Ieri è finita la mia esperienza a scuola: il mio incarico di supplente temporanea è terminato e ora si aspetta un'altra convocazione. E, a onor del vero, devo ammettere che per la prima volta ho potuto provare veramente cosa significa essere professore nella scuola italiana. Sì perché, nonostante abbia insegnato per alcuni anni, questa in realtà è stata la prima volta che sono entrata in delle classi di una scuola statale ed è stata veramente la prima volta in cui ho potuto sperimentare cosa significhi insegnare.
E devo ammettere che sono soddisfatta. Per la prima volta mi sono trovata di fronte a ragazzi normali, che vanno a scuola con zaini vissuti e non con borse griffate all'ultima moda; ragazzi che, pur avendo smartphone e auricolari quasi sempre tra le mani, hanno mostrato curiosità e interesse per quello che fanno; ragazzi che all'uscita di scuola si incamminano vocianti a piedi verso le loro case e non si infilano in inutili "macchinette" pompate con stereo a tutto volume.

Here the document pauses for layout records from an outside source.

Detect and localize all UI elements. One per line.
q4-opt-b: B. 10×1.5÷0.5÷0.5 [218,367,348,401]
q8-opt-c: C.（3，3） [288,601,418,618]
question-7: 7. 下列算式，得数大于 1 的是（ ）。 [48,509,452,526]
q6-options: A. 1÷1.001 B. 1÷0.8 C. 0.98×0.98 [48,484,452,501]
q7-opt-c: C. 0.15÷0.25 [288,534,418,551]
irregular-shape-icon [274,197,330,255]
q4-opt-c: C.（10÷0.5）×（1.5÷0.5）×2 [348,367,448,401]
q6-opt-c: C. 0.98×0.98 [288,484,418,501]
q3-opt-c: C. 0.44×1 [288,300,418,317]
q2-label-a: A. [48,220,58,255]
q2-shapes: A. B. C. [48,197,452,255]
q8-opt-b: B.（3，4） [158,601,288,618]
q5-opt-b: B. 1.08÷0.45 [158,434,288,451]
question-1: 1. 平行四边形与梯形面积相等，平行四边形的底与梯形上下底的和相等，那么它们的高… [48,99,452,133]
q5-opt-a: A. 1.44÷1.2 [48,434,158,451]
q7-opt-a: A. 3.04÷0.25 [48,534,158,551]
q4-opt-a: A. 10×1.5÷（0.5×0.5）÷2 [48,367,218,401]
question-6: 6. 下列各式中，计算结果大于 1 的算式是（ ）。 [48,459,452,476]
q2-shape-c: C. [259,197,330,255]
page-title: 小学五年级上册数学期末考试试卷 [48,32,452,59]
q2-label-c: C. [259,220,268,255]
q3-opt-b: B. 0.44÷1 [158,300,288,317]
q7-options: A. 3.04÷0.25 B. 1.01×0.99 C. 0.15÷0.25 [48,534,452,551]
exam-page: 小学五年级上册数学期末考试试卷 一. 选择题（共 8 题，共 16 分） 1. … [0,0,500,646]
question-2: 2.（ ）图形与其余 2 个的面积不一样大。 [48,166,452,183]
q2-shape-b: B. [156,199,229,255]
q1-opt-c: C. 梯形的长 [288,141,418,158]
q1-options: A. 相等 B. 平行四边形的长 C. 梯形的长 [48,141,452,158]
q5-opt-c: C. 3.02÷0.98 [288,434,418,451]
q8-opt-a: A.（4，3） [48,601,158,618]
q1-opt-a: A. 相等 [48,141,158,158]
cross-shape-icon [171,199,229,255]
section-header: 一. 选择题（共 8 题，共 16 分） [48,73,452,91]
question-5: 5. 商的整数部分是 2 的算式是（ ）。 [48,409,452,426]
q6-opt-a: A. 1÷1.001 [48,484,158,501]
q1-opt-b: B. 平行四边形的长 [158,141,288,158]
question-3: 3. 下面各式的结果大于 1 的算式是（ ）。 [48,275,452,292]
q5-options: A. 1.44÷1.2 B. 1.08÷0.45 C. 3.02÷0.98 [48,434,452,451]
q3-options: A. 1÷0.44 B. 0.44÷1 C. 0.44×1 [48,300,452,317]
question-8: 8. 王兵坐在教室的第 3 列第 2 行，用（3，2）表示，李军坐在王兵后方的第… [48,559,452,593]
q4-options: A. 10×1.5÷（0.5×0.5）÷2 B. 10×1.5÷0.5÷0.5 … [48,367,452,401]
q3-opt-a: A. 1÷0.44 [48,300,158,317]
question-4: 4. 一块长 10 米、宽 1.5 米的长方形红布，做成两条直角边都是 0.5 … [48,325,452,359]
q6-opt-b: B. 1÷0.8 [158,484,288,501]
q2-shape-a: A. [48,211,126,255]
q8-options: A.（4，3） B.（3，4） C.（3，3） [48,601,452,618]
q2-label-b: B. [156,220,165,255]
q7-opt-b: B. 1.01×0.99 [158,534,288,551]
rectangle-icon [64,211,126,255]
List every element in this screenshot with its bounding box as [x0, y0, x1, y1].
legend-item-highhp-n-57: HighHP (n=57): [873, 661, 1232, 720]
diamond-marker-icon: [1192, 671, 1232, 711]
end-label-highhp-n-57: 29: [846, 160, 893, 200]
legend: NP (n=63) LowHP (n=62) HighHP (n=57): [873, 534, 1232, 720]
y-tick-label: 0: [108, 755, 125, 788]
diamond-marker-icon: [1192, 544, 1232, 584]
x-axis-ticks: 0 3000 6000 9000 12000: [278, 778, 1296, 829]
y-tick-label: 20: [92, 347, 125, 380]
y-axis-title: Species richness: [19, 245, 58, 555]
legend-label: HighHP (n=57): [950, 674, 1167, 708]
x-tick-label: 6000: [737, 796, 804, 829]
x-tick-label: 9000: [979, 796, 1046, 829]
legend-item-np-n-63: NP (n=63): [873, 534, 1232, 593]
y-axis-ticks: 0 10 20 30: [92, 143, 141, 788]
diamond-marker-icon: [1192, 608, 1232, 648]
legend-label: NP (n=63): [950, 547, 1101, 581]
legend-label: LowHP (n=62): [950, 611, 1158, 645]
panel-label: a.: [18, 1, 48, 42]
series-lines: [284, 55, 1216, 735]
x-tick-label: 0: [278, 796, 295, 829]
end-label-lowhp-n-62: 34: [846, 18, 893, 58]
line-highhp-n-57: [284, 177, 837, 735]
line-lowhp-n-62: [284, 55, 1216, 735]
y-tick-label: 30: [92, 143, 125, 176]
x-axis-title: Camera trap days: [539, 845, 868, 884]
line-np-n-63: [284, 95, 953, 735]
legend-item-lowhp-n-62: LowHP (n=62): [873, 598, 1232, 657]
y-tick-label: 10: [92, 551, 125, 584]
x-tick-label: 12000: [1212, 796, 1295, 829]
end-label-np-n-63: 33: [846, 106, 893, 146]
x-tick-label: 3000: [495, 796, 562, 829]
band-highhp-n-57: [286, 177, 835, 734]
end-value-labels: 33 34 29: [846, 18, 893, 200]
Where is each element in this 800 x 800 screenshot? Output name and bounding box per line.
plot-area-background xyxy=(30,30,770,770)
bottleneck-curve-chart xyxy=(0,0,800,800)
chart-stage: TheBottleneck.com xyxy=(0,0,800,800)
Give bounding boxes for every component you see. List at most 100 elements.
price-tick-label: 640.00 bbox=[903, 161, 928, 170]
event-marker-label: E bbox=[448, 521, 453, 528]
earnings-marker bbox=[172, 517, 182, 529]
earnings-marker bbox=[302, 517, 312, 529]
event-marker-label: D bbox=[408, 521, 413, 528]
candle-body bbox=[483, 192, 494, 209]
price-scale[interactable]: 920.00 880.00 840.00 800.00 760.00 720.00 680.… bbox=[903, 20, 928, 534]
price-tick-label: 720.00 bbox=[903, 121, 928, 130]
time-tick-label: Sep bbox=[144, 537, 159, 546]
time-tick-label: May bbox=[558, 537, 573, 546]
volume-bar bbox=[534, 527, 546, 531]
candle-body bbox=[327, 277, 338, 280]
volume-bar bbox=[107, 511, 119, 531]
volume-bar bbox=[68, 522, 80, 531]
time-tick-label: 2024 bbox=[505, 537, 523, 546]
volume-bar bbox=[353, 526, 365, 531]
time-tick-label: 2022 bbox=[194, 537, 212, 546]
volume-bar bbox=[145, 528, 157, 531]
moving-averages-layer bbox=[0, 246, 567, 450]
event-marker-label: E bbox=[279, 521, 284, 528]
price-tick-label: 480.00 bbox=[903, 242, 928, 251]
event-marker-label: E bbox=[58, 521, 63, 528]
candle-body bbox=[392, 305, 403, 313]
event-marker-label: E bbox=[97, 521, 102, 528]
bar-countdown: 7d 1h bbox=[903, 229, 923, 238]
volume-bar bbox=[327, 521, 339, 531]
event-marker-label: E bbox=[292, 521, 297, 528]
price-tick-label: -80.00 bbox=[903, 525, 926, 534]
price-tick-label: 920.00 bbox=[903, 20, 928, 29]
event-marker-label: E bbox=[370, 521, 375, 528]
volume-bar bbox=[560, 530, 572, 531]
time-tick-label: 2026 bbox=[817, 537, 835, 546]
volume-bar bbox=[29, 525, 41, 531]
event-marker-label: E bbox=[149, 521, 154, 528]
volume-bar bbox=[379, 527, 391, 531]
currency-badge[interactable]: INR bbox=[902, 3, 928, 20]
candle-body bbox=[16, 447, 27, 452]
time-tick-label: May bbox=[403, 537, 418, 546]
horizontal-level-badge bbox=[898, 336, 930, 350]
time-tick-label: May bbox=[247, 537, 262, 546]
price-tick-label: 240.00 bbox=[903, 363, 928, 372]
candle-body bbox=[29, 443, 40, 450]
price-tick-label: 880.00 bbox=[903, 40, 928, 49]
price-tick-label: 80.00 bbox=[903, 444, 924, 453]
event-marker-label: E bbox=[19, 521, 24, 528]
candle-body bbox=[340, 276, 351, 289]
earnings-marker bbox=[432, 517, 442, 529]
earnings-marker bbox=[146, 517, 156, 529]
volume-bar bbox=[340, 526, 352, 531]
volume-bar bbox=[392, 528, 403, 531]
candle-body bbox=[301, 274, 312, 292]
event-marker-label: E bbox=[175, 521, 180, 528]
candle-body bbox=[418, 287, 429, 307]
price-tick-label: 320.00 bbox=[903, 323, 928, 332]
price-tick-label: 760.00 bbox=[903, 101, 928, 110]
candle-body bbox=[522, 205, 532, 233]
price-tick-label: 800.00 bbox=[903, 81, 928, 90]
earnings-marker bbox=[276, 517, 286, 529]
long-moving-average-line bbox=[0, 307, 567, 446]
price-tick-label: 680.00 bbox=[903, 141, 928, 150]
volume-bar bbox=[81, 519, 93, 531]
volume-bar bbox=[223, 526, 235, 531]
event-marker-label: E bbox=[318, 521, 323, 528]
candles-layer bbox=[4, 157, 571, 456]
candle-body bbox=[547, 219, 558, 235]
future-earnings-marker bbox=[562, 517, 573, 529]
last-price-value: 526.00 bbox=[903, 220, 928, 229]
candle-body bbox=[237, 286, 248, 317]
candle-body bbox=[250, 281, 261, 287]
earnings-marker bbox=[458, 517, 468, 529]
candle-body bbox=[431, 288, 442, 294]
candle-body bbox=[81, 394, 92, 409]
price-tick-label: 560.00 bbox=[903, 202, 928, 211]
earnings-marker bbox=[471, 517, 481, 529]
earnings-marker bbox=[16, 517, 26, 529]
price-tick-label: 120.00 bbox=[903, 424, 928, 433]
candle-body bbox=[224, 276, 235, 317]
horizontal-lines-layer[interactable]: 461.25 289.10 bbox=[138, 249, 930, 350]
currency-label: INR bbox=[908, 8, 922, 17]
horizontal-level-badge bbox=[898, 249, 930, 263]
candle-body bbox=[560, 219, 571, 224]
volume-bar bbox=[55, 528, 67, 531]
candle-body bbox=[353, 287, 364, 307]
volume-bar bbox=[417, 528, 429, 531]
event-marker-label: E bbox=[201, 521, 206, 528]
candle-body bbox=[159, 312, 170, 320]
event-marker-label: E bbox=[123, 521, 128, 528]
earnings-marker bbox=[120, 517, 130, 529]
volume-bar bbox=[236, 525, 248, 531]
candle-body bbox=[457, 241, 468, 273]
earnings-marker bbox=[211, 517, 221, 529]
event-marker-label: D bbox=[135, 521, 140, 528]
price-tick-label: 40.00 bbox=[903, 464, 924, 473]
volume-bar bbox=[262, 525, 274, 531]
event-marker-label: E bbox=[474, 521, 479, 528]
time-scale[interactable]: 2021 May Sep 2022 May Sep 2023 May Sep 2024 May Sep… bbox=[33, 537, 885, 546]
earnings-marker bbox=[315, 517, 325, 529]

Ho visto anche tanti professori entusiasti e propositivi (anche se un po' troppo "vecchi") che nonostante la burocrazia sovrastante si impegnano ogni giorno per far crescere i loro alunni e cercano, in mezzo a mille scartoffie da riempire e centomila riunioni per prendere decisioni richieste dall'alto, con costanza di portare a termine i loro progetti. Tutto questo in aule piccole e fredde, senza riscaldamento perché tanto da noi mica c'è freddo come al nord, piene zeppe di ragazzi, in una scuola il cui edificio praticamente cade a pezzi, in cui non ci sono più le aule da disegno per far posto alle numerose classi, in cui le serrande non funzionano e restano chiuse, in classi in cui trovi banchi e sedie variegati, ognuno con un'altezza e una dimensione diversa.
E' divertente però: credi di fare il professore ma in realtà fai il missionario della cultura. In una scuola che è lo specchio dell'Italia in cui viviamo. Là dove dovrebbero investire soldi e risorse per formare i giovani, ci si incontra sconsolati, professori e alunni, si prende atto dello stato di cose e si va avanti. Perché in fondo per studiare bastano carta e penna. E un buon professore con cui dialogare. E questo io ho visto. E sono soddisfatta!